15. What is Madura foot?
Madura foot, a type of mycetoma, is a localized, destructive infection of the skin and subcutaneous tissue that eventually involves deeper structures, such as muscle and bone. It may be caused by both filamentous bacteria and aerobic actinomycetes (actinomycetomas) and true fungi (eumycetoma). The most common causative fungi are Madurella mycetomatis and Madurella grisea. Less frequent causes are Acremonium kiliense, E. jeanselmei, and Scedosporium apiospermum (also called Pseudallescheria boydii).

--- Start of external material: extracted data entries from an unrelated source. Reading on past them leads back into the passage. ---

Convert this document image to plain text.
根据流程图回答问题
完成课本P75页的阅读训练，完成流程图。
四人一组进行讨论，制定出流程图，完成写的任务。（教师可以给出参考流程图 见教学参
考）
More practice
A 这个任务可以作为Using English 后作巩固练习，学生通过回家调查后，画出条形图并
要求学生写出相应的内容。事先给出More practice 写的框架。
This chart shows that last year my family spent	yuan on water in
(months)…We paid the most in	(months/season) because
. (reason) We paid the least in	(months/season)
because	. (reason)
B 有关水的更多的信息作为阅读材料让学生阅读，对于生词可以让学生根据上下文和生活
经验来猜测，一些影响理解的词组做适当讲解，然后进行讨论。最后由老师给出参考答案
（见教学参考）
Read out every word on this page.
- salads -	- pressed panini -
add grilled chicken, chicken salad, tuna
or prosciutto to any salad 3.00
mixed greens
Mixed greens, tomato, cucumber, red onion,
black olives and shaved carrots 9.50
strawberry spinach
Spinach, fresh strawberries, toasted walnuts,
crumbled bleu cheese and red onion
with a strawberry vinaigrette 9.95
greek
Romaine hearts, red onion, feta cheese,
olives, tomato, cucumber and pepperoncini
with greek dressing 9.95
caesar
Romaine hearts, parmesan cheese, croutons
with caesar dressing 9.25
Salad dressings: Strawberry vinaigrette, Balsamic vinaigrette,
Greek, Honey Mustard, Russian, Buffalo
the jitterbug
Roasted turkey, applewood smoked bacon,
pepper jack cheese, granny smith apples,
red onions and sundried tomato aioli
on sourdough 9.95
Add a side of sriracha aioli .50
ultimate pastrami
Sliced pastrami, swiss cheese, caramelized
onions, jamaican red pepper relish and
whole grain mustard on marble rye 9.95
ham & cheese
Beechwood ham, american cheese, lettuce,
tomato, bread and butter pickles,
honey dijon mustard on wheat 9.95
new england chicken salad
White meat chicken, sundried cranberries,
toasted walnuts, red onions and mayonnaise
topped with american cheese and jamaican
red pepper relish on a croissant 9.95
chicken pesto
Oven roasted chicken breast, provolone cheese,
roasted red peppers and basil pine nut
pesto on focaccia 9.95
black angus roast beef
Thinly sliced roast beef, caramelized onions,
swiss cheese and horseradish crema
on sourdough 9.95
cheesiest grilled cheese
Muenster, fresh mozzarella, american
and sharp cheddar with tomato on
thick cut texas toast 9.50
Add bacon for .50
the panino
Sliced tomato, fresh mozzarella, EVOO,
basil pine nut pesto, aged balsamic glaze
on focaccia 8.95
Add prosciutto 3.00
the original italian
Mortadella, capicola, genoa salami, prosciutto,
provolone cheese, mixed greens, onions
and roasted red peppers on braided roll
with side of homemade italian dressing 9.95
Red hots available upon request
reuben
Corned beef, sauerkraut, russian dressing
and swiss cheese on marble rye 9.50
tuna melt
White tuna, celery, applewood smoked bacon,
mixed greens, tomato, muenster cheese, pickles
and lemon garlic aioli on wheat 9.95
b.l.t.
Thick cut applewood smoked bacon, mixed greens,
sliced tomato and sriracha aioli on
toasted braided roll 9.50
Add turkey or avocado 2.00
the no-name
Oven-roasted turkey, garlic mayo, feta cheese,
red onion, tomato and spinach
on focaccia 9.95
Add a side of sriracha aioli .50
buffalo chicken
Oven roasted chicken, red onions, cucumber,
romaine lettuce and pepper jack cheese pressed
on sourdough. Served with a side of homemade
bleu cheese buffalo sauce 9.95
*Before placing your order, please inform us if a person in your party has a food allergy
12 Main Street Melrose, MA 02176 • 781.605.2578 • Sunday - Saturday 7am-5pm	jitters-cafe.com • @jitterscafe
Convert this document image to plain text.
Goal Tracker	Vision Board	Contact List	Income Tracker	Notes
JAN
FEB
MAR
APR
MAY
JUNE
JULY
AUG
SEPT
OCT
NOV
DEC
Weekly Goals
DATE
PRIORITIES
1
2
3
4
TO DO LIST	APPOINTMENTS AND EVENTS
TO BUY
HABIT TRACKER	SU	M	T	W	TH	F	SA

16. What are the clinical features of Madura foot?
Madura foot is an indolent localized painless infection with three characteristic features. The first is the formation of nodules in the skin at the site of inoculation, usually a penetrating injury. The second feature is purulent drainage and fistula formation. The third and most characteristic feature is the presence of grains or granules that are visible in the purulent drainage. Seventy percent of cases involve the lower extremity, the foot in particular. Other sites of infection include the hand, head, back, and chest. Madura foot is a progressive infection leading to marked swelling and deformity in its latter stages (Fig. 32-4). Additionally, the lesions have a tendency to become painful in the latter stages, when bone involvement and deformity ravage the site. Eumycetomas are extremely difficult to manage and include medical, surgical, or a combination of both. Itraconazole and terbinafine are the most commonly used antifungal agents and are more effective than ketoconazole.